Writes header and rows using each student’s to_dict() method.

Edge Cases

  • File write error → caught and printed

display_evaluation(reports)

Purpose

Prints average diversity metrics across all groups.

Inputs

  • reports: list of diversity metric dictionaries

Outputs

  • None (prints to console)

Line-by-Line

gender_scores = [r['gender_score'] for r in reports]
dept_scores = [r['dept_score'] for r in reports]
gpa_variances = [r['gpa_variance'] for r in reports]

Extracts individual metrics.

print(...)

Prints formatted averages.


visualize_results(all_grouped_students, sample_class_name)

Purpose

Generates GPA and gender distribution plots for a selected class.

Inputs

  • all_grouped_students: list of all grouped students
  • sample_class_name: name of the class to visualize

Outputs

  • None (displays plots)

Line-by-Line

class_data = [s for s in all_grouped_students if s.cls == sample_class_name]

Filters students by class.

gpa_by_group = defaultdict(list)
gender_counts = defaultdict(lambda: defaultdict(int))

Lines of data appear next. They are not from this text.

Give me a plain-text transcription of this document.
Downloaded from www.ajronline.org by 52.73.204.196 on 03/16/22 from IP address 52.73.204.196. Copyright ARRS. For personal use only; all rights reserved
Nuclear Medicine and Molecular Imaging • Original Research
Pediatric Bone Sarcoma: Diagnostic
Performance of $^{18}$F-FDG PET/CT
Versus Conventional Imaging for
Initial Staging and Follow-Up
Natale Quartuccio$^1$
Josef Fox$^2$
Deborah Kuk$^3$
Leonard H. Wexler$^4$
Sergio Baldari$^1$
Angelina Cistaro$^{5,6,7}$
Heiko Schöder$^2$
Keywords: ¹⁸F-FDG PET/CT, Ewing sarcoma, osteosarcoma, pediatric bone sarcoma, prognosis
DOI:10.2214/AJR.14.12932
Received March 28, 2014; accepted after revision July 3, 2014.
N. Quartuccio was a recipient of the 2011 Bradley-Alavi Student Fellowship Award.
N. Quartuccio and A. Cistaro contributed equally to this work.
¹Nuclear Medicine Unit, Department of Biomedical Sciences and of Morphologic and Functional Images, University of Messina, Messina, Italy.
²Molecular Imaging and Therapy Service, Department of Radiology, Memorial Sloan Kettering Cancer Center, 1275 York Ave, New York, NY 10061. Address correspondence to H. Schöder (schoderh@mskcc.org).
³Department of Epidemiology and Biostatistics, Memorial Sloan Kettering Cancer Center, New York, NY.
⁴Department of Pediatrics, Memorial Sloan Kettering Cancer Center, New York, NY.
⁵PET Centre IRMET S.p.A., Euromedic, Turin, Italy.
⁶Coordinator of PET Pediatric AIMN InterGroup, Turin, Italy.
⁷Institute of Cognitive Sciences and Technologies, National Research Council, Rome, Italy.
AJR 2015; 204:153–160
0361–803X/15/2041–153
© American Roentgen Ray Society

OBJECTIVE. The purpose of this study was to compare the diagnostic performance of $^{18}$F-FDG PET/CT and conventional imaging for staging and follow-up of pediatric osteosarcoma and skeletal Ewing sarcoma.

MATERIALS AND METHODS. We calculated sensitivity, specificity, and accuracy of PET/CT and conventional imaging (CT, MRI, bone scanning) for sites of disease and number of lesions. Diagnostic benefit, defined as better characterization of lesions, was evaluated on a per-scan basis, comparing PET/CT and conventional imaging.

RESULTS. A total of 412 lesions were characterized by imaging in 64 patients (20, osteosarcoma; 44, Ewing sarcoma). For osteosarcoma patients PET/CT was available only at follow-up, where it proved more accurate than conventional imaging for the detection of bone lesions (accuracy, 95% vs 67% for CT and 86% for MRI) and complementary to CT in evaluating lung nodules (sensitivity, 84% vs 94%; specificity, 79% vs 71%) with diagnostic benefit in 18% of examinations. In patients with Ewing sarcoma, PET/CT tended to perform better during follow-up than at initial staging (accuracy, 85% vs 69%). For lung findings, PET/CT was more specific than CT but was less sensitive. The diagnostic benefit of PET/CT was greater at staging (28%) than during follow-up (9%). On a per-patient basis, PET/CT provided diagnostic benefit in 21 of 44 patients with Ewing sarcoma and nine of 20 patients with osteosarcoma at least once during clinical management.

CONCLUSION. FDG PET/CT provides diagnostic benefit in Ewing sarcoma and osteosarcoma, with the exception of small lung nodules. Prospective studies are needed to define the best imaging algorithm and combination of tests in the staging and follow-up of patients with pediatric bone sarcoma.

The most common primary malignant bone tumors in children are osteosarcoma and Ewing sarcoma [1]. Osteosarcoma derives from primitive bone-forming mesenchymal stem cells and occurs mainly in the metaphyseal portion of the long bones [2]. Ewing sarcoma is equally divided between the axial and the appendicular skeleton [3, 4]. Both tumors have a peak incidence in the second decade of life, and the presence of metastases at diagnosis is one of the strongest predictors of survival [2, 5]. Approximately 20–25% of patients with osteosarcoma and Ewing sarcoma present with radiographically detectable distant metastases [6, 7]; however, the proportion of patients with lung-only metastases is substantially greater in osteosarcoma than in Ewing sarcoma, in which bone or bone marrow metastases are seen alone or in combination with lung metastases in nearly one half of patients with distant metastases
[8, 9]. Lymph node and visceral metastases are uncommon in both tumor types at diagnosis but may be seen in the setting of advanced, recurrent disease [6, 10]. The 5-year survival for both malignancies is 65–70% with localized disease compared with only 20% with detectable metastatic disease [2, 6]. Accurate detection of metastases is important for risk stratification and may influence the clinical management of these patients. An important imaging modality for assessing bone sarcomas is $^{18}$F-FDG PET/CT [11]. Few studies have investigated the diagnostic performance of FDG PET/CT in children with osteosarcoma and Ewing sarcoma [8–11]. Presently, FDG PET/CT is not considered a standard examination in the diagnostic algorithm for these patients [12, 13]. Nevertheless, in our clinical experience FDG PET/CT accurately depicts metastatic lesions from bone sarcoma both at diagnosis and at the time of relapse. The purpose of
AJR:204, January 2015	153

Prepares data structures for plotting.

sns.boxplot(...)  # GPA distribution
ax.bar(...)       # Gender distribution

Generates visualizations using seaborn and matplotlib.

Edge Cases

  • Class not found → prints error and exits

main()

Purpose

Orchestrates the full pipeline: loading, grouping, writing, evaluating, and visualizing.

Inputs

  • None (uses hardcoded file paths)

Outputs

  • None (side effects only)

Line-by-Line

students_by_class = load_data(INPUT_FILE)
if not students_by_class: return

Loads data and exits early if failed.

all_grouped_students, all_diversity_reports = run_full_grouping_process(...)
write_results_to_csv(...)
display_evaluation(...)
visualize_results(...)

Runs the full grouping and reporting pipeline.